You are in the market for a new car. You (can) have access to off-peak level 2 charging (or you can charge for little or free somewhere (at work, perhaps)). You will not use your new car to commute hundreds of kilometers each day. You will only occasionally take long road trips. You will not use your new car to tow thousands of pounds over long distances on a regular basis.

The average round trip Canadian commute is less than 60 km.

Take an EV with a (smallish) useable battery capacity of 60 kWh. Assume it's the dead of winter and you're relying on only 60% of that capacity (36 kWh). Assume, too, that your EV has a horrible efficiency of 30 kWh/100km. Your EV can travel 120 km without a recharge.

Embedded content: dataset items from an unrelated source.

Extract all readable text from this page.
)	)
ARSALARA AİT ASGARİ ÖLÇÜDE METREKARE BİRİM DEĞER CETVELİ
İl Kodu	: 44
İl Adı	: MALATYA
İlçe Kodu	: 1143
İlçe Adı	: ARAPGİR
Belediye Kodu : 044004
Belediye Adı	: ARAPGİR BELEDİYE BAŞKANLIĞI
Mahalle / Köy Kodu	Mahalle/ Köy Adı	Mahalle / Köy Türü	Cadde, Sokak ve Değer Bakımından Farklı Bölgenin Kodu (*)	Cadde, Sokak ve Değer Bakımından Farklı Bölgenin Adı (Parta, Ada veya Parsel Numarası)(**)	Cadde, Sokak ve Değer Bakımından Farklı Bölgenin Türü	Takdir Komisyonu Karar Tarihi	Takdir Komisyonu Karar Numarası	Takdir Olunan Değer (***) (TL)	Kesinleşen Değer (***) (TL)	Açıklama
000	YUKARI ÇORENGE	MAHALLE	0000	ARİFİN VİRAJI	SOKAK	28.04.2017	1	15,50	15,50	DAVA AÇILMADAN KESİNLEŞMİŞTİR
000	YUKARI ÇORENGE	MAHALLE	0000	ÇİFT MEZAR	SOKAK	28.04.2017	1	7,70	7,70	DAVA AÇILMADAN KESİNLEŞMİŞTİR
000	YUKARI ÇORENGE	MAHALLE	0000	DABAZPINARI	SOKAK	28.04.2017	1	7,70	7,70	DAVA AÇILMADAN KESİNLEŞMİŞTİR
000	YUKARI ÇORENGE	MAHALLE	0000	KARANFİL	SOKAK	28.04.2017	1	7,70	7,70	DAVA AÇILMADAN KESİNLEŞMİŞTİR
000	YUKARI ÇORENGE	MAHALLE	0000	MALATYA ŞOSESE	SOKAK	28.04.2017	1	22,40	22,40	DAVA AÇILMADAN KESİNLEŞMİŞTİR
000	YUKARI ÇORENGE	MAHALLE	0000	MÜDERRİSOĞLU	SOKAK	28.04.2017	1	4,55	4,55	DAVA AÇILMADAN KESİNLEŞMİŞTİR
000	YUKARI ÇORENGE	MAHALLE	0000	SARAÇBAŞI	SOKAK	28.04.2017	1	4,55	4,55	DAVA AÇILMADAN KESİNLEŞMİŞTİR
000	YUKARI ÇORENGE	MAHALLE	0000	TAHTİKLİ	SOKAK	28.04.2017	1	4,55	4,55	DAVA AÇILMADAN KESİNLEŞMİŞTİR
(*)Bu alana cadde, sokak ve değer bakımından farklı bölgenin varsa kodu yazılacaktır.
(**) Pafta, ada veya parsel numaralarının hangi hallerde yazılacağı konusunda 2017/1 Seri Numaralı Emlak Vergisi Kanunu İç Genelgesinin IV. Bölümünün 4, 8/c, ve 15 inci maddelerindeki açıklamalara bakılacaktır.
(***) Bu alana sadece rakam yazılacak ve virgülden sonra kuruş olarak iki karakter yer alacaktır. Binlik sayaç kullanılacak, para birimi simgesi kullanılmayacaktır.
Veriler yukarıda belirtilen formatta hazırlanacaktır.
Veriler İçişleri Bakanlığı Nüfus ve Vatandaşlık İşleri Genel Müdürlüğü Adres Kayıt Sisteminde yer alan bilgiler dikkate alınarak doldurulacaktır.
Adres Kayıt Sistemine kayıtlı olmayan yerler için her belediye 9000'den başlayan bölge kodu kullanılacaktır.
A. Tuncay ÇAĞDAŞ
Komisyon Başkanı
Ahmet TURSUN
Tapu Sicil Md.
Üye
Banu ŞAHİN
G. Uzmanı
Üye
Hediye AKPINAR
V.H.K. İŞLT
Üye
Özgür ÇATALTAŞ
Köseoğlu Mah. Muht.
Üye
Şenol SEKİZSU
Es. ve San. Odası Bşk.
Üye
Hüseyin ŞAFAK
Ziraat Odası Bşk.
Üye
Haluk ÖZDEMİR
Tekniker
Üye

Also, many EVs have bigger than 60 kWh batteries and better efficiency than 30 kWh/100 km.

So, should you really be anxious?

In Canada, a Toyota Prius with fuel efficiency of 4.5l/100 km would cost $5.63 to travel 100 km at $1.25 a litre.

A highly inefficient Chevy Silverado EV with an efficiency of 33 kWh/100 km would cost $3.23 to travel the same distance when charged overnight at an Ontario, Canada home.

An average efficiency EV (21 kWh/100 km) would cost $2.06 in Ontario and $2.75 in expensive Alberta.

Just saying...